Cooks - why are chicken breasts pounded or butterflied?

I’m seeing recipes for chicken breasts that want it butterflied or pounded. Some want both. :smiley:

Others say cut the tender out of the breast and then butterfly.

Whats the point in making a breast so thin? :confused: I know it cooks a couple minutes quicker on a electric grill. But, 2 min of cooking time isn’t that big a deal.

Does it taste better when you butterfly a breast? Or pound it? Why chop off the tender?

Youtube has a basic butterfly how to.

this one removes the tender, butterfly and pounds. :stuck_out_tongue:

Look at a chicken breast, and observe how the thickness varies. This means that the thinner parts will cook more quickly than the thicker parts, so you might burn the edges while the center is still underdone. When you pound it or butterfly it or remove the tender, you are making the thickness more uniform.

One reason is to get the breast more or less the same thickness so that it can cook evenly. Otherwise, it’s very easy to end up with the thin parts overcooked by the time the thick part is done.

You do this when you want a thinner piece of chicken. With faster methods of cooking you can end up getting the outer part of the meat tough before the interior is done with a thicker cut. You can also make rolled dishes like cordon bleu with the thinner cut. Pounding also tenderizes the meat somewhat, and evens out the texture. Simply butterflying the meat before cooking can cause the meat to seperate at the slicing lines and have an uneven texture.

My SO has been doing the pounding thing a fair bit lately. IMO it makes the meat much more tender (because you know, ya beat the heck out of it to pound it flat). And because it is so thin you don’t have to cook the heck out of it, so it tends to stay more moist as well.

Of course a crappily cooked and prepared pounded breast is probably worse than a perfectly done normal breast but I do think a pounded one gives on the chance to make things better.

Try it a few times (just be sure to not OVER cook it). You might be pleasantly pleased.

It sure makes it a lot easier to lay a slice of prosciutto on it and wrap them around a bit of cheese before you bread the whole deal. :smiley:

Pounding out a chicken breast makes it a lot easier to eat in a Chicken Parm sandwich.

I always butterfly my breasts before grilling for the purposes already mentioned. They cook faster and more evenly, without any parts getting overdone and hard.

I’ll try butterflying my breast next time. I didn’t realize it made so much of a difference.
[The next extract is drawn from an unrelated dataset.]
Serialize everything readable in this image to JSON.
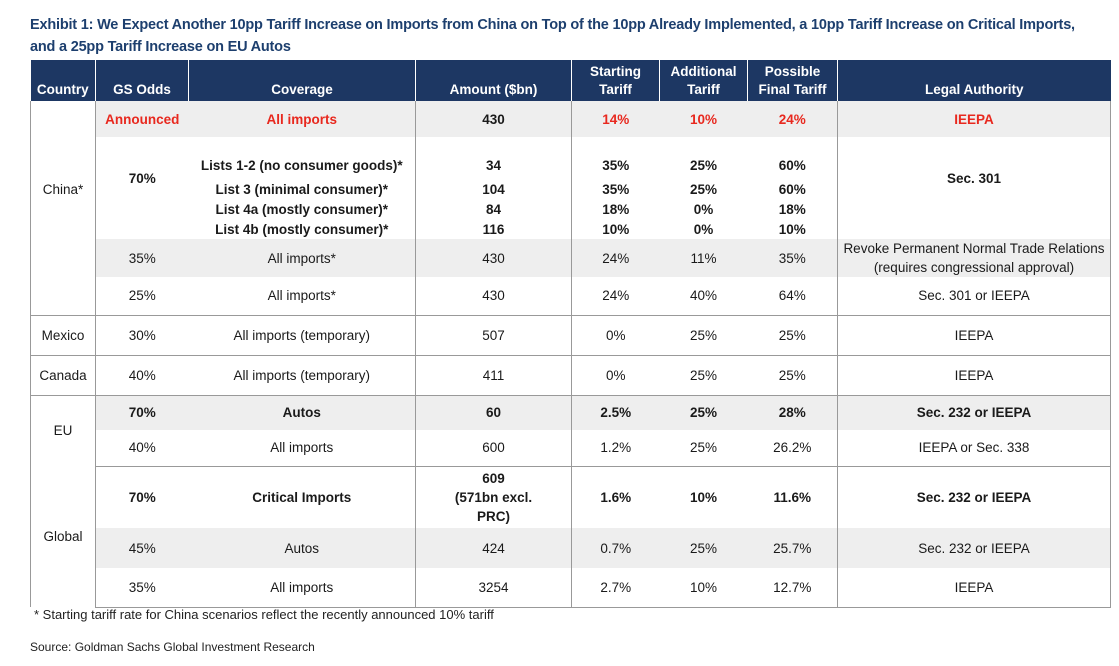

America’s Test Kitchen/Cooks Illustrated does the butterfly+pound method when making stuffed chicken dishes of all sorts. They even go so far as to trim the resulting pieces into measured rectangles. It’s way easier to stuff by rolling instead of jamming stuff into a tiny slit. It also cooks eavenly and looks pretty after being sliced into serving portions.

Put your breast into a Ziploc bag to pound.

If ya’ has ta ask, ya’ ain’t ever going to know…

Maybe I’m not a good chicken breast butterflier, but when I butterfly, I end up with a big piece of chicken that is still thin on one end and thicker at the other. IOW, I don’t find that butterflying makes a difference as far as making the breast uniform thickness. I wonder if I should be cutting out the tender prior to butterflying.

peedin, the objective of butterflying isn’t to make everything exactly even (which isn’t possible), it’s just to make it even enough. If the thickness difference is large enough to be a problem the way you’re doing it, try slicing a smaller area (don’t try to slice the whole breast, just the thicker part).

Pounding the chicken breast thinner not only makes the cooking time for all sections more even, it also decreases the overall time required too cook it.
That means you can cook it at a high temp, quickly searing the outside to seal in the juices. Nothing worse that a dried out piece of chicken breast.

What do you (pl.) mean when you say “tender”?

They’re also called chicken fingers. The tender or tenderloin is a thin bit of muscle along the spine that’s loosely attached to the breast.

If you take a whole chicken and break it down, the tenders are somewhat self-evident, but you generally won’t find them sold at the grocery store - there’s enough demand for them by restaurants that the processors reserve them for commercial use.

The “tenders” (short for “tenderloin,” as far as I know, although it’s not a real tenderloin) are pretty commonly available here. They’re usually cheaper than a whole boneless, skinless chicken breast, for whatever reason. I buy them for stir fry all the time.

This is what I came to share. I have thought myself brilliant for the past few years because I thought of doing this. :smiley:
Additionally, if you didn’t pound the crap out of the bag, you can dump your marinade in afterward, and only use one bag.

I don’t think this is universally true. I see tons of them for sale in the grocery, and I buy them frozen all the time. They’re more expensive, of course, but like our pal pulykamell says, they’re fantastic to use for stir-fry.

See, at my local grocery, they’re less expensive. Like I said, I’m not sure why.

Another benefit to butterflying or flattening is that the chicken to other ingredient ratio in a bite is more consistent. On it’s own chicken breast doesn’t have a lot of flavor so big thick pieces are less yummy to eat since you’ll get to much chicken and not enough sauce or whatever in some bites.